E desilusões? Pois bem, para começar há que destacar o Brasil e o Uruguai, dois dos eternos candidatos ao título, ambos afastados da competição ainda na fase de grupos. A Canarinha apenas levou de vencida o frágil Haiti, tendo empatado com o Equador e perdido frente ao Peru (com um golo marcado com a mão, porém). Já os “charrúas” viram o seu afastamento carimbado ao fim de duas partidas. As derrotas frente a México e Venezuela revelaram as insuficiências atuais desta equipa, que se viu ainda privada do craque Luis Suárez e não teve em Cavani um substituto à altura…

«Onze» ideal da Copa América Centenario para o Maisfutebol

David Ospina (Colômbia): Excelente nível em termos globais do guardião colombiano, figura no desempate por grandes penalidades dos quartos de final. Completo, seguro e felino, assumiu um papel preponderante numa equipa que sonhou com o título até à dramática meia-final frente ao futuro campeão Chile.

Mauricio Isla (Chile): Combativo, forte a fechar os espaços e acutilante no apoio ofensivo, mostrou-se como um dos esteios de uma formação chilena que foi crescendo ao longo do torneio. O argentino Mercado, adversário na final, merece também o destaque pelas boas exibições realizadas.

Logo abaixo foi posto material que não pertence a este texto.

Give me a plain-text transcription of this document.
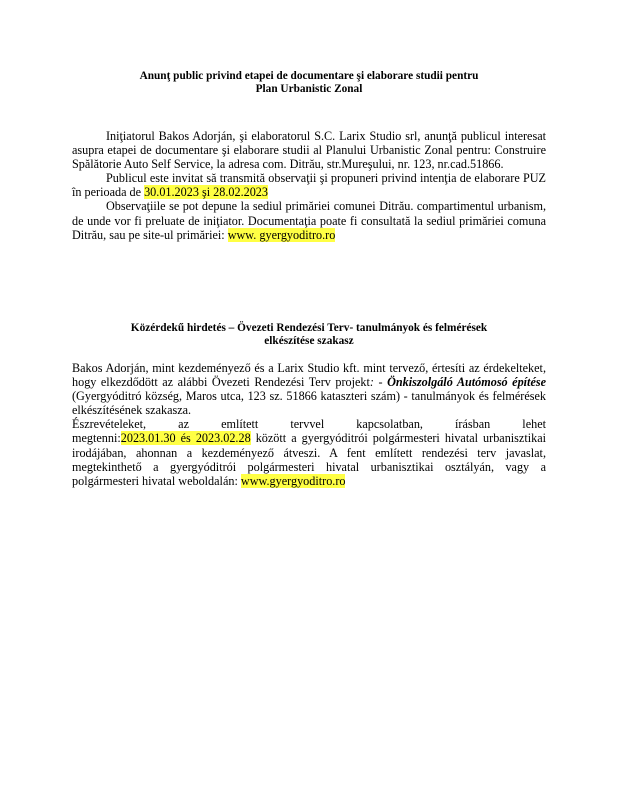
Anunţ public privind etapei de documentare şi elaborare studii pentru
Plan Urbanistic Zonal

Iniţiatorul Bakos Adorján, şi elaboratorul S.C. Larix Studio srl, anunţă publicul interesat asupra etapei de documentare şi elaborare studii al Planului Urbanistic Zonal pentru: Construire Spălătorie Auto Self Service, la adresa com. Ditrău, str.Mureşului, nr. 123, nr.cad.51866.

Publicul este invitat să transmită observaţii şi propuneri privind intenţia de elaborare PUZ în perioada de 30.01.2023 şi 28.02.2023

Observaţiile se pot depune la sediul primăriei comunei Ditrău. compartimentul urbanism, de unde vor fi preluate de iniţiator. Documentaţia poate fi consultată la sediul primăriei comuna Ditrău, sau pe site-ul primăriei: www. gyergyoditro.ro

Közérdekű hirdetés – Övezeti Rendezési Terv- tanulmányok és felmérések
elkészítése szakasz

Bakos Adorján, mint kezdeményező és a Larix Studio kft. mint tervező, értesíti az érdekelteket, hogy elkezdődött az alábbi Övezeti Rendezési Terv projekt: - Önkiszolgáló Autómosó építése (Gyergyóditró község, Maros utca, 123 sz. 51866 kataszteri szám) - tanulmányok és felmérések elkészítésének szakasza.

Észrevételeket, az említett tervvel kapcsolatban, írásban lehet
megtenni:2023.01.30 és 2023.02.28 között a gyergyóditrói polgármesteri hivatal urbanisztikai irodájában, ahonnan a kezdeményező átveszi. A fent említett rendezési terv javaslat, megtekinthető a gyergyóditrói polgármesteri hivatal urbanisztikai osztályán, vagy a polgármesteri hivatal weboldalán: www.gyergyoditro.ro
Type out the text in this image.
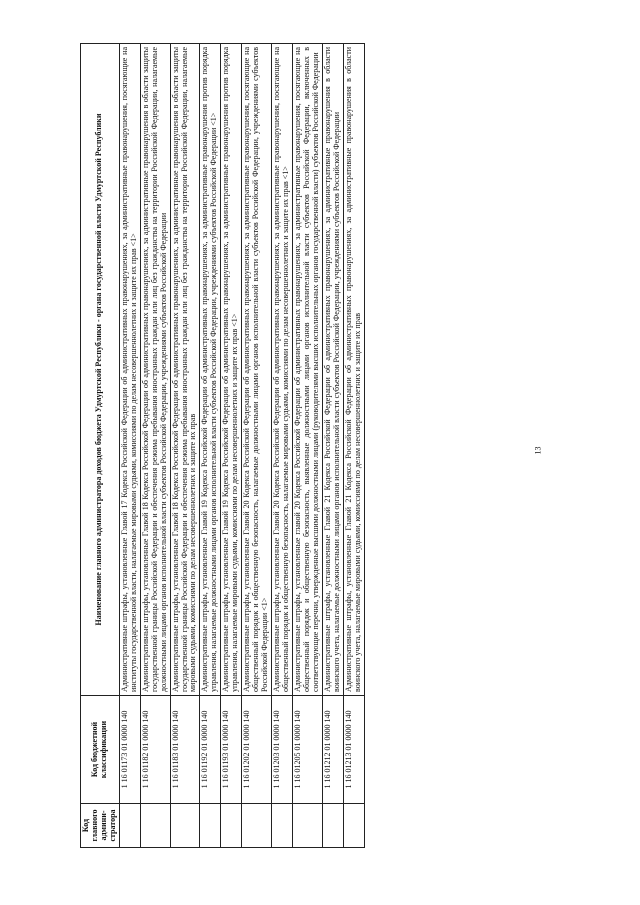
13
Код главного админи-стратора	Код бюджетной классификации	Наименование главного администратора доходов бюджета Удмуртской Республики - органа государственной власти Удмуртской Республики
	1 16 01173 01 0000 140	Административные штрафы, установленные Главой 17 Кодекса Российской Федерации об административных правонарушениях, за административные правонарушения, посягающие на институты государственной власти, налагаемые мировыми судьями, комиссиями по делам несовершеннолетних и защите их прав <1>
	1 16 01182 01 0000 140	Административные штрафы, установленные Главой 18 Кодекса Российской Федерации об административных правонарушениях, за административные правонарушения в области защиты государственной границы Российской Федерации и обеспечения режима пребывания иностранных граждан или лиц без гражданства на территории Российской Федерации, налагаемые должностными лицами органов исполнительной власти субъектов Российской Федерации, учреждениями субъектов Российской Федерации
	1 16 01183 01 0000 140	Административные штрафы, установленные Главой 18 Кодекса Российской Федерации об административных правонарушениях, за административные правонарушения в области защиты государственной границы Российской Федерации и обеспечения режима пребывания иностранных граждан или лиц без гражданства на территории Российской Федерации, налагаемые мировыми судьями, комиссиями по делам несовершеннолетних и защите их прав
	1 16 01192 01 0000 140	Административные штрафы, установленные Главой 19 Кодекса Российской Федерации об административных правонарушениях, за административные правонарушения против порядка управления, налагаемые должностными лицами органов исполнительной власти субъектов Российской Федерации, учреждениями субъектов Российской Федерации <1>
	1 16 01193 01 0000 140	Административные штрафы, установленные Главой 19 Кодекса Российской Федерации об административных правонарушениях, за административные правонарушения против порядка управления, налагаемые мировыми судьями, комиссиями по делам несовершеннолетних и защите их прав <1>
	1 16 01202 01 0000 140	Административные штрафы, установленные Главой 20 Кодекса Российской Федерации об административных правонарушениях, за административные правонарушения, посягающие на общественный порядок и общественную безопасность, налагаемые должностными лицами органов исполнительной власти субъектов Российской Федерации, учреждениями субъектов Российской Федерации <1>
	1 16 01203 01 0000 140	Административные штрафы, установленные Главой 20 Кодекса Российской Федерации об административных правонарушениях, за административные правонарушения, посягающие на общественный порядок и общественную безопасность, налагаемые мировыми судьями, комиссиями по делам несовершеннолетних и защите их прав <1>
	1 16 01205 01 0000 140	Административные штрафы, установленные главой 20 Кодекса Российской Федерации об административных правонарушениях, за административные правонарушения, посягающие на общественный порядок и общественную безопасность, выявленные должностными лицами органов исполнительной власти субъектов Российской Федерации, включенных в соответствующие перечни, утвержденные высшими должностными лицами (руководителями высших исполнительных органов государственной власти) субъектов Российской Федерации
	1 16 01212 01 0000 140	Административные штрафы, установленные Главой 21 Кодекса Российской Федерации об административных правонарушениях, за административные правонарушения в области воинского учета, налагаемые должностными лицами органов исполнительной власти субъектов Российской Федерации, учреждениями субъектов Российской Федерации
	1 16 01213 01 0000 140	Административные штрафы, установленные Главой 21 Кодекса Российской Федерации об административных правонарушениях, за административные правонарушения в области воинского учета, налагаемые мировыми судьями, комиссиями по делам несовершеннолетних и защите их прав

Nicolás Otamendi (Argentina): Um dos centrais de topo em melhor forma atualmente. Rápido, forte em antecipação, contundente e agressivo, mostrou-se geralmente ao melhor nível ao longo de todo o torneio, sendo um dos jogadores argentinos que mais mereciam ter levado o troféu para casa.

Gonzalo Jara (Chile): Grande exibição na final e bom torneio, em termos globais. O central de 30 anos continua a ser uma das «rochas» defensivas, junto com o companheiro Gary Medel, da equipa chilena. Embora agressivo, é um dos jogadores mais úteis para Pizzi.

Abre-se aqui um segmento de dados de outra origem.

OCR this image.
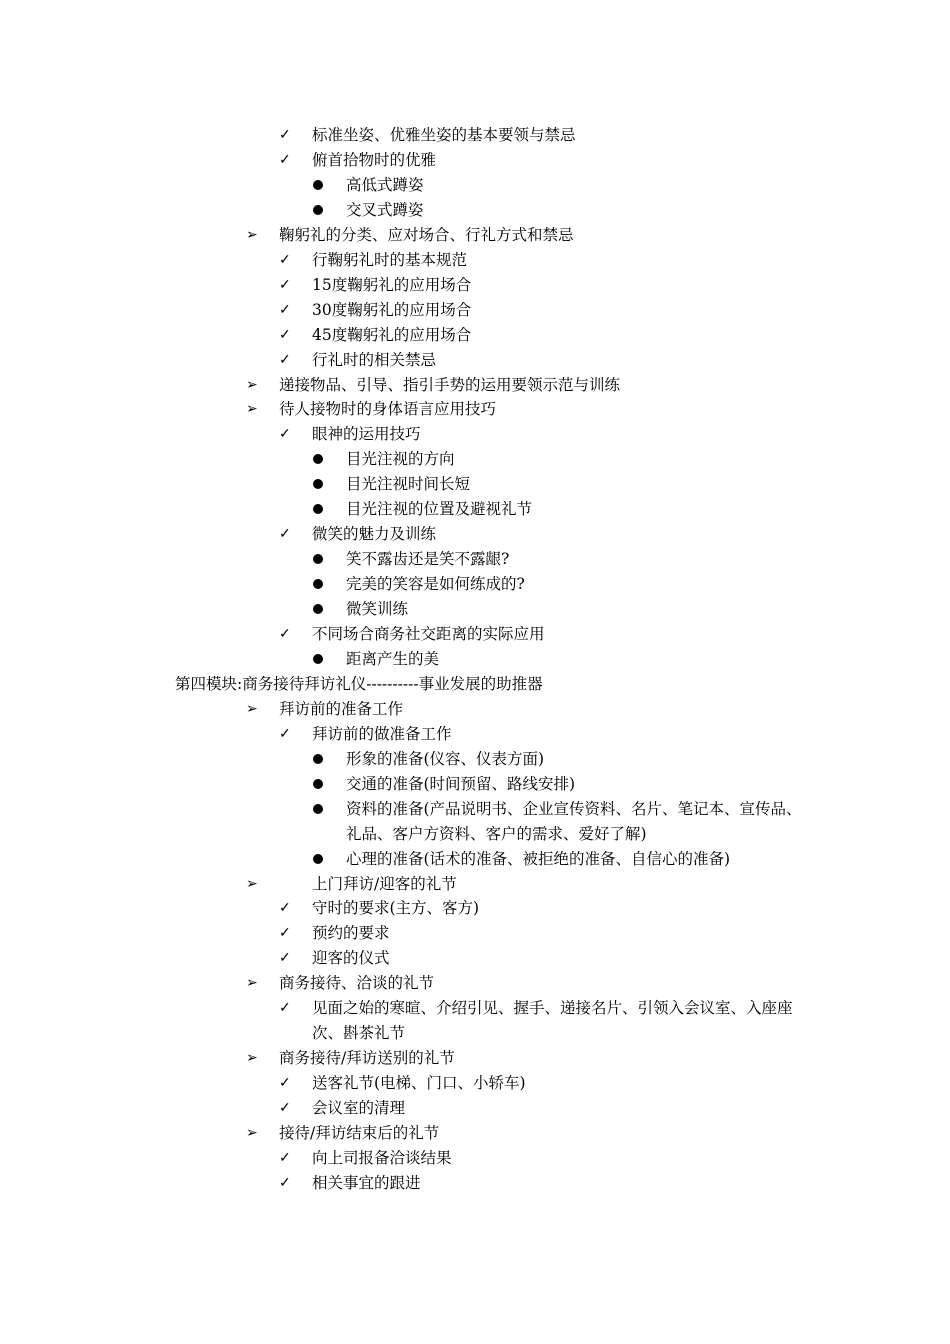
✓ 标准坐姿、优雅坐姿的基本要领与禁忌
✓ 俯首拾物时的优雅
高低式蹲姿
交叉式蹲姿
➢ 鞠躬礼的分类、应对场合、行礼方式和禁忌
✓ 行鞠躬礼时的基本规范
✓ 15度鞠躬礼的应用场合
✓ 30度鞠躬礼的应用场合
✓ 45度鞠躬礼的应用场合
✓ 行礼时的相关禁忌
➢ 递接物品、引导、指引手势的运用要领示范与训练
➢ 待人接物时的身体语言应用技巧
✓ 眼神的运用技巧
目光注视的方向
目光注视时间长短
目光注视的位置及避视礼节
✓ 微笑的魅力及训练
笑不露齿还是笑不露龈?
完美的笑容是如何练成的?
微笑训练
✓ 不同场合商务社交距离的实际应用
距离产生的美
第四模块:商务接待拜访礼仪----------事业发展的助推器
➢ 拜访前的准备工作
✓ 拜访前的做准备工作
形象的准备(仪容、仪表方面)
交通的准备(时间预留、路线安排)
资料的准备(产品说明书、企业宣传资料、名片、笔记本、宣传品、
礼品、客户方资料、客户的需求、爱好了解)
心理的准备(话术的准备、被拒绝的准备、自信心的准备)
➢	上门拜访/迎客的礼节
✓ 守时的要求(主方、客方)
✓ 预约的要求
✓ 迎客的仪式
➢ 商务接待、洽谈的礼节
✓ 见面之始的寒暄、介绍引见、握手、递接名片、引领入会议室、入座座
次、斟茶礼节
➢ 商务接待/拜访送别的礼节
✓ 送客礼节(电梯、门口、小轿车)
✓ 会议室的清理
➢ 接待/拜访结束后的礼节
✓ 向上司报备洽谈结果
✓ 相关事宜的跟进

Jean Beausejour (Chile): Muito acutilante em termos ofensivos, teve no jogo frente ao México o momento alto numa prova marcada pelas vitórias robustas da Roja. Aos 32 anos, pode ter ganho algum mercado, quem sabe para a MLS…

Marcelo Díaz (Chile): Ponto de equilíbrio da seleção chilena, associa a uma notável capacidade para recuperar bolas uma leitura de jogo e qualidade de passe assinalável. Excelente torneio, até à expulsão ao minuto 28 da final.

Arturo Vidal (Chile): Grande prestação ao longo de torneio e, em particular, na final, na qual mostrou a sua tremenda disponibilidade física e tática. A grande figura do encontro frente à Argentina, apesar de, tal como Messi, também desperdiçado uma grande penalidade…

Charles Aránguiz (Chile): Outro elemento essencial no equilíbrio tático da equipa campeã. Eficaz na distribuição e no roubo de bola, mostrou uma vez mais ser um jogador para grandes palcos, não apenas ao serviço da seleção. Tem mais mérito ainda depois de ter superado uma lesão longa recentemente…

Leo Messi (Argentina): Cinco golos, quatro assistências e momentos incríveis, como já nos acostumou. Faltou conquistar o troféu, é certo, mas deixou exibições e golos que ficam na memória coletiva. Oxalá a saída da seleção não passe de um mero desabafo de cabeça quente…

Edu Vargas (Chile): O goleador do torneio. Cresce de forma impressionante de cada vez em que veste a camisola da seleção chilena. Letal na área contrária, forte a atacar os espaços e rápido nas decisões. Atingisse ele este nível nos clubes que representa e seria um dos melhores da atualidade…

Clint Dempsey (Estados Unidos): O melhor jogador norte-americano nesta Copa América Centenario, embora tenha desaparecido por completo na decisiva meia-final frente à Argentina. Até aí, esteve a um nível soberbo: técnica acima da média, excelente leitura de jogo, inteligência nas desmarcações e frieza na finalização. Um veterano de luxo!